We have now entered the Year of the Snake. Lunar New Year celebrations are exploding (with firecrackers) around the globe. At the same time, this holiday marks the world’s largest annual human migration: it’s the only time of year migrant workers in China, numbering as many as 130 million, can return to their homes in the countryside.

In celebration of the Chinese New Year, we are featuring those migrant stories here. First, a tenderly-crafted blog post from ethnographer Tricia Wang, who poses as a migrant street seller in Beijing and inadvertently experiences classism on a subway train. Wang’s experience illuminates how humans classify others based on their dress, physical appearance, and technological accouterments—all of which contribute to a larger categorization of desires, including that for newer and more expensive technologies.

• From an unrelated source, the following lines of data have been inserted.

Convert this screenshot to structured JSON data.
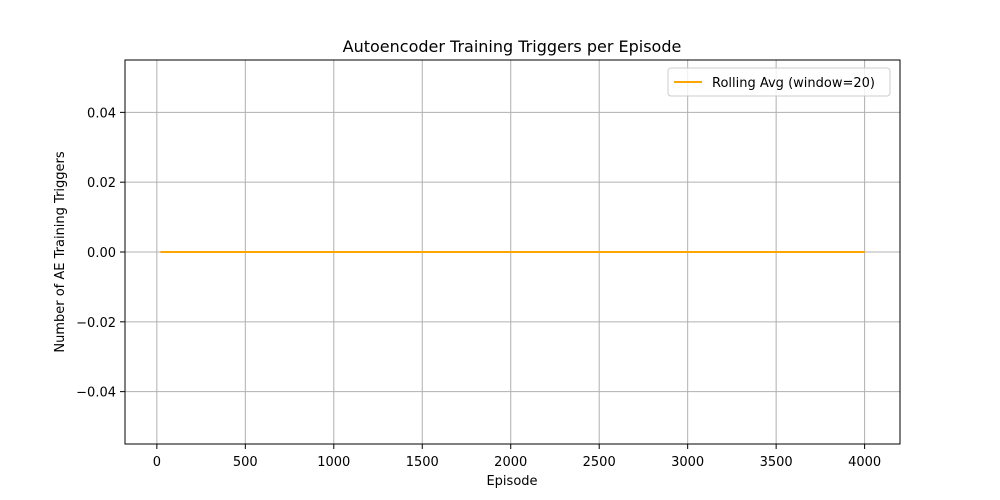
{
  "chart_data": {
    "type": "line",
    "title": "Autoencoder Training Triggers per Episode",
    "xlabel": "Episode",
    "ylabel": "Number of AE Training Triggers",
    "xlim": [
      -180,
      4200
    ],
    "ylim": [
      -0.055,
      0.055
    ],
    "x_ticks": [
      0,
      500,
      1000,
      1500,
      2000,
      2500,
      3000,
      3500,
      4000
    ],
    "y_ticks": [
      -0.04,
      -0.02,
      0.0,
      0.02,
      0.04
    ],
    "x_tick_labels": [
      "0",
      "500",
      "1000",
      "1500",
      "2000",
      "2500",
      "3000",
      "3500",
      "4000"
    ],
    "y_tick_labels": [
      "−0.04",
      "−0.02",
      "0.00",
      "0.02",
      "0.04"
    ],
    "grid": true,
    "legend_position": "top-right",
    "series": [
      {
        "name": "Rolling Avg (window=20)",
        "color": "#ffa500",
        "x": [
          20,
          4000
        ],
        "y": [
          0.0,
          0.0
        ]
      }
    ]
  }
}
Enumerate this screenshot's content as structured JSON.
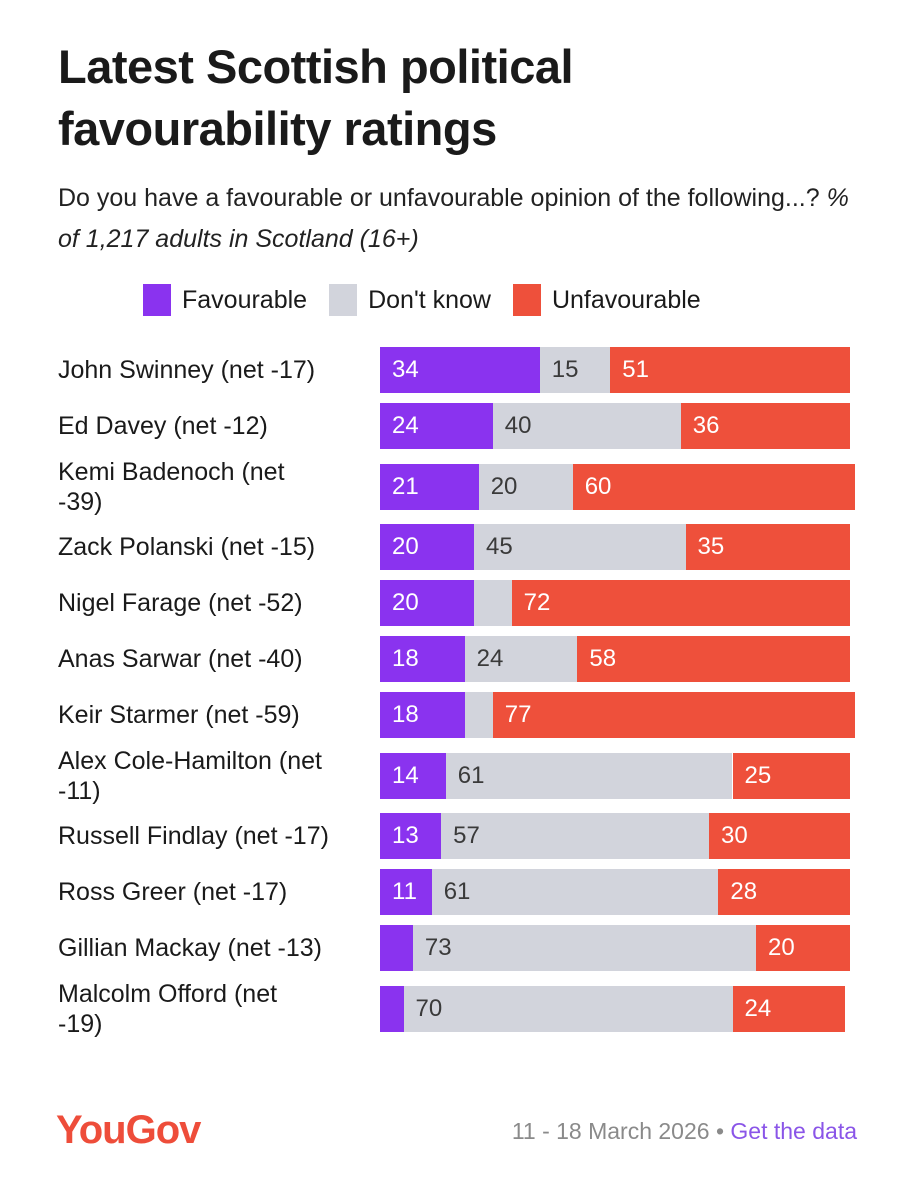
{
  "chart_data": {
    "type": "stacked_bar",
    "title": "Latest Scottish political favourability ratings",
    "subtitle": "Do you have a favourable or unfavourable opinion of the following...?",
    "subtitle_note": "% of 1,217 adults in Scotland (16+)",
    "categories": [
      "John Swinney (net -17)",
      "Ed Davey (net -12)",
      "Kemi Badenoch (net -39)",
      "Zack Polanski (net -15)",
      "Nigel Farage (net -52)",
      "Anas Sarwar (net -40)",
      "Keir Starmer (net -59)",
      "Alex Cole-Hamilton (net -11)",
      "Russell Findlay (net -17)",
      "Ross Greer (net -17)",
      "Gillian Mackay (net -13)",
      "Malcolm Offord (net -19)"
    ],
    "series": [
      {
        "name": "Favourable",
        "color": "#8a33ef",
        "label_color": "#ffffff",
        "values": [
          34,
          24,
          21,
          20,
          20,
          18,
          18,
          14,
          13,
          11,
          7,
          5
        ]
      },
      {
        "name": "Don't know",
        "color": "#d2d4dc",
        "label_color": "#3a3a3a",
        "values": [
          15,
          40,
          20,
          45,
          8,
          24,
          6,
          61,
          57,
          61,
          73,
          70
        ]
      },
      {
        "name": "Unfavourable",
        "color": "#ee503b",
        "label_color": "#ffffff",
        "values": [
          51,
          36,
          60,
          35,
          72,
          58,
          77,
          25,
          30,
          28,
          20,
          24
        ]
      }
    ],
    "xlim": [
      0,
      100
    ],
    "legend": "top"
  },
  "footer": {
    "logo": "YouGov",
    "date": "11 - 18 March 2026",
    "separator": "•",
    "link": "Get the data"
  }
}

Wang writes that a fellow subway passenger could not rectify her shabby-looking dress with her use of an iPhone, illustrating an implicit expectation that Chinese migrants have no right to use new/expensive technologies.

I tried to imagine how would I see the world if I experienced this every single time I got on the train. Would I become bitter, would I form over-arching categories about “city” people so that I could make sense of how I was treated, would I essentialize anyone who looked like they were well dressed or showered?

— Tricia Wang

Similarly, the “Long March Home” as profiled in this 2011 LA Times article, paints a stark comparison between urban and village life. In Liloucun village, “most of the money comes from migrant workers. About 40% of the villagers leave home to join China’s urban workforce.” But as the article attests, the price is paid in absence—for most of the year, the village’s most mobile workforce moves to cities in search of higher paid work. The village’s remaining inhabitants are primarily the oldest and youngest occupants—grandparents and grandchildren. As a result, these villages, as discussed in ‘Empty Villages’ in Poor Areas of China: A Case Study of Rural Migration in North Shaanxi?, suffer a “brain drain”: schools close as numbers of students dwindle. Moreover, agricultural work declines and poverty is not successfully alleviated.

The emotional toll on the youth left behind is hauntingly portrayed in the documentary film Last Train Home. While tracking the return migration of one couple to their hometown, the film exposes how the rural-urban divide fractures families across China.

Sadly, life for migrants is not much better in the cities: in this Pacific Standard article, Maura Elizabeth Cunningham discusses how these migrants must chiku, or ‘eat bitterness,’ constantly seeking out new modes of economic opportunities during incredible physical and emotional hardships.

In sum, while Chinese New Year is a cause for celebration, in many villages in China the return home merely reminds revelers the holiday only lasts two weeks.